Nitroglycerin patch fails to improve post-stroke functional outcomes

Audrey Abella
20 Feb 2019
Nitroglycerin patch fails to improve post-stroke functional outcomes

Prehospital, transdermal delivery of the nitric oxide (NO) donor nitroglycerin did not reduce blood pressure (BP) and post-stroke disability in patients with suspected ultra-acute stroke, according to the results of the RIGHT*-2 trial presented at ISC 2019, thus debunking the conventional belief that early NO administration to supplement the low vascular NO concentrations may benefit acute stroke.

In this ambulance-based trial, 1,149 patients (mean age 73 years, 52 percent male) with presumed stroke (ischaemic stroke [52 percent], transient ischaemic attack [TIA, 9 percent], and intracerebral haemorrhage [13 percent]) and systolic BP of >120 mm Hg were randomized 1:1 to receive either a paramedic-delivered nitroglycerin 5-mg patch or a similar sham dressing within 4 hours of symptom onset. Nearly 40 percent of participants received treatment within the ‘golden hour’ (first 60 minutes after onset). Further treatment was administered in-hospital for up to 3 days. [Lancet 2019;]

Baseline BP measurements among participants with confirmed stroke or TIA were 163.2/91.9 mm Hg.
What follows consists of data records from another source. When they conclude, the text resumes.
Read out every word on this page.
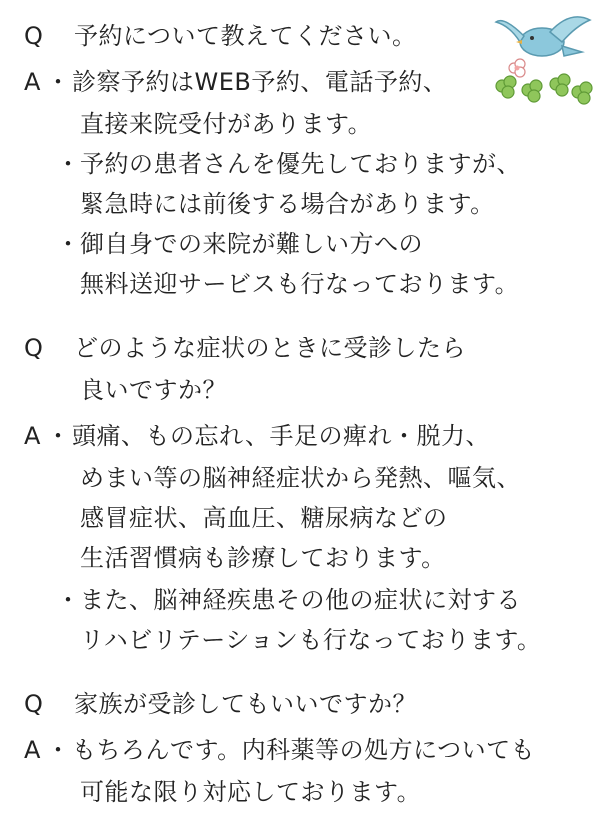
Q 予約について教えてください。
A ・ 診察予約はWEB予約、電話予約、
直接来院受付があります。
・ 予約の患者さんを優先しておりますが、
緊急時には前後する場合があります。
・ 御自身での来院が難しい方への
無料送迎サービスも行なっております。
Q どのような症状のときに受診したら
良いですか？
A ・ 頭痛、もの忘れ、手足の痺れ・脱力、
めまい等の脳神経症状から発熱、嘔気、
感冒症状、高血圧、糖尿病などの
生活習慣病も診療しております。
・ また、脳神経疾患その他の症状に対する
リハビリテーションも行なっております。
Q 家族が受診してもいいですか？
A ・ もちろんです。内科薬等の処方についても
可能な限り対応しております。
Despite BP reductions upon hospital admission (by 5.8/2.6 mm Hg) and on day 2 (by 5.3/2.6 mm Hg) with the nitroglycerin patch, there were no differences in BP measurements between groups on days 3 and 4.

At 90 days, similar modified Rankin Scale (mRS) scores were observed between the nitroglycerin and the sham arms in the intention-to-treat cohort (mRS, 3 vs 3, adjusted common odds ratio [acOR], 1.04, 95 percent confidence interval [CI], 0.84–1.29; p=0.69). However, nitroglycerin was associated with a trend for worse functional outcomes in participants with confirmed stroke or TIA (acOR, 1.25, 95 percent CI, 0.97–1.60; p=0.083), particularly among individuals with intracerebral haemorrhage (acOR, 1.87, 95 percent CI, 0.98–3.57; p=0.057).

NO donors have a vasodilatory action leading to improved cerebral blood flow and reduced BP. [Nitric Oxide 2005;12:141-149; J Neurointerv Surg 2016;10:29-33] However, the vasodilatory effect may be counterproductive as it could also lead to very early haematoma expansion, the researchers pointed out. The reported antiplatelet effects of nitroglycerin may intensify the haematoma expansion and eventually counter its BP-lowering effect. [J Pharmacol Exp Ther 2000;292:326-330].

“[Therefore,] treatment with nitroglycerin cannot be recommended very early after stroke,” said study author Dr Philip Bath from the University of Nottingham in Nottingham, UK, in a press release.

However, the results contradict the findings in previous trials (ie, ENOS**-early and RIGHT), which could be due to “chance rather than any true positive or negative effect of nitroglycerin,” noted the researchers. The earlier randomization (median, 71 vs 257 minutes) and the older participants in RIGHT-2 may also account for the discrepancies, they added. “[RIGHT-2] participants were more likely to have [comorbidities and those] with intracerebral haemorrhage … were more likely to still be in a period of haematoma expansion.” Furthermore, RIGHT-2 may have fallen short in terms of treatment duration given the longer, 7-day treatment window used in the other two trials, they added.

While the findings failed to shed light on the potential of nitroglycerin in improving post-stroke outcomes, a key takeaway is establishing the feasibility of conducting a paramedic-delivered, ambulance-based trial in this setting, noted the researchers. “[T]reatment is most effective when administered rapidly after symptom onset. Ideally, treatment would be started before hospital admission to reduce stroke-to-needle time,” they said.

Certain limiting factors (ie, insufficient treatment, the inclusion of stroke patients who would not typically participate in hospital-based trials) must also be taken into account despite the large sample size and generalizability of the results given the wide inclusion criteria, noted the researchers. Severe intracerebral haemorrhage leading to rapid deterioration and death may have neutralized any treatment effect, they said, hence the need for careful monitoring in subsequent trials.